Amerikalı fotoğrafçı Jacqueli Martin Tanzanya’ya gidiyor ve Albino hastalarının kaldığı Kabanga Koruma Merkezini ziyaret ediyor. Çektiği fotoğraflar Albino hastalarının yaşadığı büyük dramlara şahitlik ediyor. Fotoğraflar karşımıza büyük hayat trajedileri çıkarıyor.
Albino hastalığını kısaca tanımlamak gerekirse: Soydan geçen bir metabolizma hastalığıdır. Genetik bir bozukluk olan albino hastalığında renklenmeyi sağlayan renk pigmenti yokluğu ve azlığından dolayı gözler, deri, saç ve bedenin öbür bölümleri etkilenebilir. Albino hastalarında genellikle deri oldukça ince, beyazımsı ya da hafifçe pembedir. Albino hastalarını gözleri ve vücutları güneş ışığına oldukça duyarlıdır uzun süre güneş altında kalmak onların ölümlerine bile sebebiyet verebilir.
Fotoğrafta görülen kız çocuğunun ismi Zawia Kassimi o 12 yaşında. İleride öğretmen olmak istiyor. Fakat gerçekleşebilecek bu umut Tanzanya’da oldukça zor.
Gilbert Andrews, 15 yaşında ileride Avukat olmak istiyor ve Albino hastası olan insanların haklarını bu yolla korumayı düşünüyor. Eğitim gördüğü sınıfta ona karşı ayrımcılık yapılıyor ve dışlanıyor. Öğretmenleri onu en arka sıraya koymuş ve insanlar ile Albinolar birlikte eğitim alamazlar demiş.

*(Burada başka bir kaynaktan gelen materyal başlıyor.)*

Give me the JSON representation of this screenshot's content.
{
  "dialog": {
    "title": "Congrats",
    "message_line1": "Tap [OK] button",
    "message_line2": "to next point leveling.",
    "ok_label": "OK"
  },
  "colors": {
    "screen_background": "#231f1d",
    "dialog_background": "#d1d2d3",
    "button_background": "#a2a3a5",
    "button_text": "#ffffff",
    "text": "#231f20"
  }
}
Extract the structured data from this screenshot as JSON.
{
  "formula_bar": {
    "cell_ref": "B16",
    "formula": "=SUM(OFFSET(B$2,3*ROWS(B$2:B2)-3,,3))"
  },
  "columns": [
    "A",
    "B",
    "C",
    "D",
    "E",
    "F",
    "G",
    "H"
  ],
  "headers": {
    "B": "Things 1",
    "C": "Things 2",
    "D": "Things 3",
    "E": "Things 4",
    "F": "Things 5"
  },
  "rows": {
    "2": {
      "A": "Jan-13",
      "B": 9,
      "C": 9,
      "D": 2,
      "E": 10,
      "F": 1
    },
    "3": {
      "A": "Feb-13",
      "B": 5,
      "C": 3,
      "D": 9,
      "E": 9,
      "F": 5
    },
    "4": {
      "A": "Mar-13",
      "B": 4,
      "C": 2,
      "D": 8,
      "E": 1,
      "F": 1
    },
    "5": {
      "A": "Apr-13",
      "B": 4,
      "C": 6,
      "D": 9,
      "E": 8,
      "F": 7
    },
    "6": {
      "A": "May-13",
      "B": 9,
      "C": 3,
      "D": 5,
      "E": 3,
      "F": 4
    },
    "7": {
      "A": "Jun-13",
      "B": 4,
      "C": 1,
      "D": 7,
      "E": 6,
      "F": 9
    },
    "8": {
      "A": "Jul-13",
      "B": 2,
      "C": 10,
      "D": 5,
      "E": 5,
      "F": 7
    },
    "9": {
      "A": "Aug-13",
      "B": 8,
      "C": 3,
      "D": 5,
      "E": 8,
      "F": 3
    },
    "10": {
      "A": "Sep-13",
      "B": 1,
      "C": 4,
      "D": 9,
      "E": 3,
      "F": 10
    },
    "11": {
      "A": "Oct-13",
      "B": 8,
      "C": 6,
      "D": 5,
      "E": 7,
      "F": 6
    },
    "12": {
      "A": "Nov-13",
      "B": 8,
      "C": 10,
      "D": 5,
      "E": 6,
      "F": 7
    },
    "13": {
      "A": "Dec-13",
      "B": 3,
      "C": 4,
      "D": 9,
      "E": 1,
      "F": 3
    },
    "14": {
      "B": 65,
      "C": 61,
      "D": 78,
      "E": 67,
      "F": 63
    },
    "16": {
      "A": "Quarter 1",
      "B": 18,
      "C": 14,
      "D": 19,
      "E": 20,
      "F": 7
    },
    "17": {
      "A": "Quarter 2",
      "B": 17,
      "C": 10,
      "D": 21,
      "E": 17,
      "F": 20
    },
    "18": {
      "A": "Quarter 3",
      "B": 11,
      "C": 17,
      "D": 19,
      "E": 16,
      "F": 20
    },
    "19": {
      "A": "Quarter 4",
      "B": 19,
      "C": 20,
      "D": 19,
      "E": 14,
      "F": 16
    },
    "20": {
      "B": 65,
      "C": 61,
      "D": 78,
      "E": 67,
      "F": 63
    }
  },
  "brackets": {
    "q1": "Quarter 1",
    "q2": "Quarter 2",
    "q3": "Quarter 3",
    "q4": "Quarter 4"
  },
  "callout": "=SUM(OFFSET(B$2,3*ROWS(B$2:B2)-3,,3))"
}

Helen Sekerima 40 yaşında ve kucağındaki bebeğiyle kameraya poz veriyor. Bebeğin adı Jessica dört aylık. Kapanga himaye merkezinde kalıyorlar. Helen’in toplam 9 çocuğu var ve üçü Albino hastası. Helen için bu durum oldukça çok zor çünkü köyündeki insanlar bu üç çocuğunun normal insan olmadığını ve büyülü olduğuna inanıyorlar. Helen’in kocası saldırıya uğramış Albino çocuklarını sahiplendiği ve köyden göndermediği için. Tekrar saldırı olacağından korktuğu için bebeğiyle bu koruma merkezinde kalıyor.
Eumen, 13 yaşında ve annesini dört yıldan beri görmüyor. Evinden oldukça uzak olan Kabanga Albino Hastalarını Koruma Merkezi’nde kalıyor. Eumen bir gün evine gideceğini umut ediyor. Zamanında yaşadığı kötü bir olayı hiç unutamıyor. Annesi ona karşı yapılan bir saldırı sonucu onu koruyor fakat bu saldırı sonucu annesinin kolu kırılıyor ve büyük acılar çekiyor.
Fotoğrafta görülen bebeğin adı Abdulswamad 7 aylık. Ailesi ondan endişe ettiği için küçük yaşta bu bakım merkezine bırakmışlar. Şimdi ona bakıcılar bakıyor.
Lukia 50 yaşında köyünde Albinolara yapılan saldırılardan korktuğu için bu bakım merkezine gelmiş. Burada yaşamını sürdürmeye çalışıyor.
Musa Tanzanya ile Burundi sınırına yakın bir bölgeden buraya getirilmiş. Evine oldukça uzak olan Kabanga’da hayata tutunmaya çalışıyor. Hayata tutunmak bir albino için çok zor olsa bile.
Fotoğrafta görülen bayanın adı Whamututu. Bakışları olabildiğince derin ve hüzünlü. Çünkü eşi tarafından kısa bir süre önce terk edilmiş. Tanzanya Kakonko bölgesinde tek odalı bir kulübede yaşam savaşı veriyor.
Jessica kardeşini güneş ışığından korumaya çalışıyor. Kendisi de aynı hastalığa yakalandığı için güneş ışığının kardeşine çok zarar vereceğini biliyor. O yüzden kafasına geçirdiği uzunca bir örtü ile bakım merkezinde kardeşini gezdiriyor. Annesi kısa bir zaman önce ikisini de saldırı korkusundan dolayı bu bakım merkezine bırakmış.